Holland Taylor was Denise Cavanaugh, the first wife of Dr. Miles Cavanaugh (played by daytime heartthrob Joel Crothers). It was a loveless marriage and she could easily have been a very sympathetic character if she hadn’t been plotting how to get revenge on Miles and everyone around him. She went so far as to plot her suicide and stage it as murder and, well, let’s not get into that story, but it is a humdinger. Meanwhile, once Denise finally kicked the bucket, Holland Taylor went on to have a very successful career, baring all to win a Primetime Emmy for Best Supporting Actress for her work on The Practice, where she played Judge Roberta Kittleson. She’s been nominated for several other roles as well. 
Marcia Cross had a very short stint on Edge near the end of its run when her character sculpted a three dimensional likeness from a skull to help investigators to figure out who it had belonged to. Marcia Cross had perhaps her biggest success as a very desperate housewife.

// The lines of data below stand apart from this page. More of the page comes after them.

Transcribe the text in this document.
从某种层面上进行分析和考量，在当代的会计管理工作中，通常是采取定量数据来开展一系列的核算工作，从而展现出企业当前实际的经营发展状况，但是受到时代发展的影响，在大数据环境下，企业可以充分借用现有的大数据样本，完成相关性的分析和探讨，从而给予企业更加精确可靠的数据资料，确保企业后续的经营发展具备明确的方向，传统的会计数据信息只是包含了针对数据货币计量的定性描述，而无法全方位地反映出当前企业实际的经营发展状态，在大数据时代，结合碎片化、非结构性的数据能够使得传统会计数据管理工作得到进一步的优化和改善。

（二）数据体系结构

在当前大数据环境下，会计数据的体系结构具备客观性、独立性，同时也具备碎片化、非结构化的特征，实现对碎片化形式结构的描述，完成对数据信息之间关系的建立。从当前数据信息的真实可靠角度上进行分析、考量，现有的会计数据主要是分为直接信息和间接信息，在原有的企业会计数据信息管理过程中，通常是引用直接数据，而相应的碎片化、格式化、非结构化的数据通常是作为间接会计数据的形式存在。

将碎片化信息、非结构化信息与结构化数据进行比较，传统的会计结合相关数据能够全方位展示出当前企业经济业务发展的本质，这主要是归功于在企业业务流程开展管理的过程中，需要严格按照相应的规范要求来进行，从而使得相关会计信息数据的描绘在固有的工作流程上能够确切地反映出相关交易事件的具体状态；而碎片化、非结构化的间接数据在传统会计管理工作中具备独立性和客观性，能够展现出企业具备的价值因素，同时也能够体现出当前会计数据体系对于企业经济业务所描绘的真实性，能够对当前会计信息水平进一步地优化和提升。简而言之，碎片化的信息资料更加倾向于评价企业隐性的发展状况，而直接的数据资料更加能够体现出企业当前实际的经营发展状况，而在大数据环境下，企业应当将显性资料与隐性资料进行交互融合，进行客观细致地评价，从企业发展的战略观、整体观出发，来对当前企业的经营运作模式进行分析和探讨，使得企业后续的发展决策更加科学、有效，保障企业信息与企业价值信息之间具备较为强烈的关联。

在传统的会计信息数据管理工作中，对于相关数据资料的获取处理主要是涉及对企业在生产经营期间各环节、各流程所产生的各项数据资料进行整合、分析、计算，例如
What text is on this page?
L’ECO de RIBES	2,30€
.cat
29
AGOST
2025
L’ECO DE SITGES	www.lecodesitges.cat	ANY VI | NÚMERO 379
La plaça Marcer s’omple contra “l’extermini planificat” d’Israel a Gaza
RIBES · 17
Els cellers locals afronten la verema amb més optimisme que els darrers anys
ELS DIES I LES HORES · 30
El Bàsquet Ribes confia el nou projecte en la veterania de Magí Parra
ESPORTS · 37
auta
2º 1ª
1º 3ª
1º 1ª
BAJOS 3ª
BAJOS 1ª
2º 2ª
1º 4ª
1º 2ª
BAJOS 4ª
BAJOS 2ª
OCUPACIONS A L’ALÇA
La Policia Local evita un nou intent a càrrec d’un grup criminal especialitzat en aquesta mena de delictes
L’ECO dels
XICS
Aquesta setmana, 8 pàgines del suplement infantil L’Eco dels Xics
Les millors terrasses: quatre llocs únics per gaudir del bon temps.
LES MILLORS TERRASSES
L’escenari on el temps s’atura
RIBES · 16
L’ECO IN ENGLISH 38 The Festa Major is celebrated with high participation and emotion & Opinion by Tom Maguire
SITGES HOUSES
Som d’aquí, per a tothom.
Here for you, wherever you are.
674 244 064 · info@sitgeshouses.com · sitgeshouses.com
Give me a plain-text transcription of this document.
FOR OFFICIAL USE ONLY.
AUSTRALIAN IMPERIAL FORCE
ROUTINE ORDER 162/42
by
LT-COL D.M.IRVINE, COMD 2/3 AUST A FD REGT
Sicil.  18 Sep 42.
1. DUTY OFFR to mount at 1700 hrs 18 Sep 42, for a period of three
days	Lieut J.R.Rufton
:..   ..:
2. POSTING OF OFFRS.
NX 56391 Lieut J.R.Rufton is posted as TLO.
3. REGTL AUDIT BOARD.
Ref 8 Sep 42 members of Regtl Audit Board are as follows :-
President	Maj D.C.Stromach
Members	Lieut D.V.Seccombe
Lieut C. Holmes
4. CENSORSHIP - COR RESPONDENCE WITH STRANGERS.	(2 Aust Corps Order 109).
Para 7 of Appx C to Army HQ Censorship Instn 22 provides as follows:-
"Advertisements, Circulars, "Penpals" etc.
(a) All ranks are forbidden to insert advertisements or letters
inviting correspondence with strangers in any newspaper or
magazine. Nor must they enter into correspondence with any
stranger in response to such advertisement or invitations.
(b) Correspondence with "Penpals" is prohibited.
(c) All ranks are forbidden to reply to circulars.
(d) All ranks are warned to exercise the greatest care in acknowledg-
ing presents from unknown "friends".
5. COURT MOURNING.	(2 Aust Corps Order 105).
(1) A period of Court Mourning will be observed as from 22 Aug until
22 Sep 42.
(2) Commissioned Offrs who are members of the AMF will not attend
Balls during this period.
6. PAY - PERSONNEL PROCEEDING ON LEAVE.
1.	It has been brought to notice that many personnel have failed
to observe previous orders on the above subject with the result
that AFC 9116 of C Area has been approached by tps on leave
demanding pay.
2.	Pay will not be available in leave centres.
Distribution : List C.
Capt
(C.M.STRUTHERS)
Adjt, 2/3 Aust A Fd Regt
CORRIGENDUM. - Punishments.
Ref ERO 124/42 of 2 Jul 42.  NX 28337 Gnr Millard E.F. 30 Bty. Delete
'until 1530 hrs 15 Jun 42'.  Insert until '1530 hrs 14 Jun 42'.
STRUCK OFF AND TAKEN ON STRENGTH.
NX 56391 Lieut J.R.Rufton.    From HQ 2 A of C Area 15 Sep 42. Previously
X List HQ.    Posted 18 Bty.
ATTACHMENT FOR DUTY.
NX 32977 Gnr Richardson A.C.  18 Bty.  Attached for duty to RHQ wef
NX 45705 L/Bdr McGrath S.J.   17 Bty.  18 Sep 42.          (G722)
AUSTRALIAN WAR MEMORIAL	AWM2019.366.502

Lori Loughlin was sweet, innocent Jody Travis, whose big ambition in life was to be a dancer; well, that was until that particular storyline played out and then she danced no more. Lori Loughlin had her big success in the sitcom Full House, but methinks she may have taken the crime aspect of Edge a little bit too seriously. As far as I know, she’s the only graduate of that show to actually be arrested and spend time in prison. Tsk, tsk.

 

For the record, I wrote most of the above from memory, only looking up to verify the spelling of character names here and there, and in some cases to verify details of their after Edge careers.